In the forty-fifth year of the Qianlong reign (1780), the emperor decreed that a new set of posthumous imperial jade seals be made and dedicated at the Ancestral Temple in Beijing, and that the old ones would be dedicated at the Ancestral Temple in Shengjing. The old posthumous imperial seals had been made on an ad hoc basis and thus were of different colours and qualities; thus the new set would be of the same size and form, with finials in the shape of dragons and crafted uniformly from Khotan jade. By 1782 these sixteen new seals were completed and dedicated by the Qianlong Emperor at the Ancestral Temple. The following year, he ordered Yonglang, Prince Yi, and others to send the sixteen old jade albums and seals to the Ancestral Temple in Shengjing, thereby beginning the practice of maintaining two sets of imperial jade albums and seals between the former and current capitals. When a new emperor added to his predecessors’ posthumous titles, officials and craftspeople would be tasked with recarving. As of the fourteenth year of the Guangxu reign (1888), when posthumous seals were sent to Shengjing for the last time, the Ancestral Temple in Shengjing housed a total of thirty-two posthumous imperial seals, and that in Beijing housed a total of forty, including those of emperors from Zhaozu Yuanhuangdi to Tongzhi.

In the chaos of the early twentieth century, the forty seals in Beijing were lost and dispersed around the world, one of which is believed to be the present seal. In the second year of the Xuantong reign (1910), the Qing court remade these seals, which are now mostly in the collection of the Palace Museum in Beijing. Due to time constraints and financial difficulties faced by the court, these later creations were of considerably lower-quality craftsmanship than the originals.

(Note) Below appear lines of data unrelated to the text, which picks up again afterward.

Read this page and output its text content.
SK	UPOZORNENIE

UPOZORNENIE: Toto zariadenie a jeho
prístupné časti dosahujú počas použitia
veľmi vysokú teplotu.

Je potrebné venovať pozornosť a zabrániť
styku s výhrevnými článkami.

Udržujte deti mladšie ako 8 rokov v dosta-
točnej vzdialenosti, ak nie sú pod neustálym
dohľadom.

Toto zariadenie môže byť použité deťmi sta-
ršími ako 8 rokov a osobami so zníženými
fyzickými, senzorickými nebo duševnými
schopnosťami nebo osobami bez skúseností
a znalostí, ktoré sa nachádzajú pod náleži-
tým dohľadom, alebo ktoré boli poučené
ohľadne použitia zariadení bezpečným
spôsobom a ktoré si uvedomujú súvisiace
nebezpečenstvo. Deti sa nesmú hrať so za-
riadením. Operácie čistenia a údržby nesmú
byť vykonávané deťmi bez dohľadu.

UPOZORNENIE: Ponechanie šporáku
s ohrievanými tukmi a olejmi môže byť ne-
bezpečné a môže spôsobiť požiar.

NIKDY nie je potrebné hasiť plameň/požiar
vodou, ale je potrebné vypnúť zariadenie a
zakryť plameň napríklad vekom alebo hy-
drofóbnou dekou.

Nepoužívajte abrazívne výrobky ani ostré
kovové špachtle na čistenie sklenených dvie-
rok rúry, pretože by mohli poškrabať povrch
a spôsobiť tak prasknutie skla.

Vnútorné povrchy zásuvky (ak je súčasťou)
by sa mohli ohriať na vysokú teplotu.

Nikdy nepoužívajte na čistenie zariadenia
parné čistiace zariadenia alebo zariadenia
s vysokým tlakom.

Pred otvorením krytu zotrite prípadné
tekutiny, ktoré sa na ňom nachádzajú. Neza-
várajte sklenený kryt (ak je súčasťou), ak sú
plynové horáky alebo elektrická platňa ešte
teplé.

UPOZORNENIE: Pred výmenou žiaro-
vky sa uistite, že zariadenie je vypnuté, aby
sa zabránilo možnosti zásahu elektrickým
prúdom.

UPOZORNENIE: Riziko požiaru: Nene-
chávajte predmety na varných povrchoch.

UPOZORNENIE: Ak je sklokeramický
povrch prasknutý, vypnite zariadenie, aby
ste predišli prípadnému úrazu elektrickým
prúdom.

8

A seal inscribed with the posthumous title of the Qianlong Emperor, produced in the Jiaqing period, held in the Shenyang Palace, is published in Shenyang gugong bowuguan can jingpin daxi. Gongting yiwu juan [Compendium of Collection in the Shenyang Palace Museum: Relics of the Qing Court Collection], Shenyang, 2017, pl. 14, together with closely related posthumous seals for the Jiaqing, Xianfeng and Tongzhi and Guangxu Emperors made in their succeeding reigns, ibid., pls 15-18.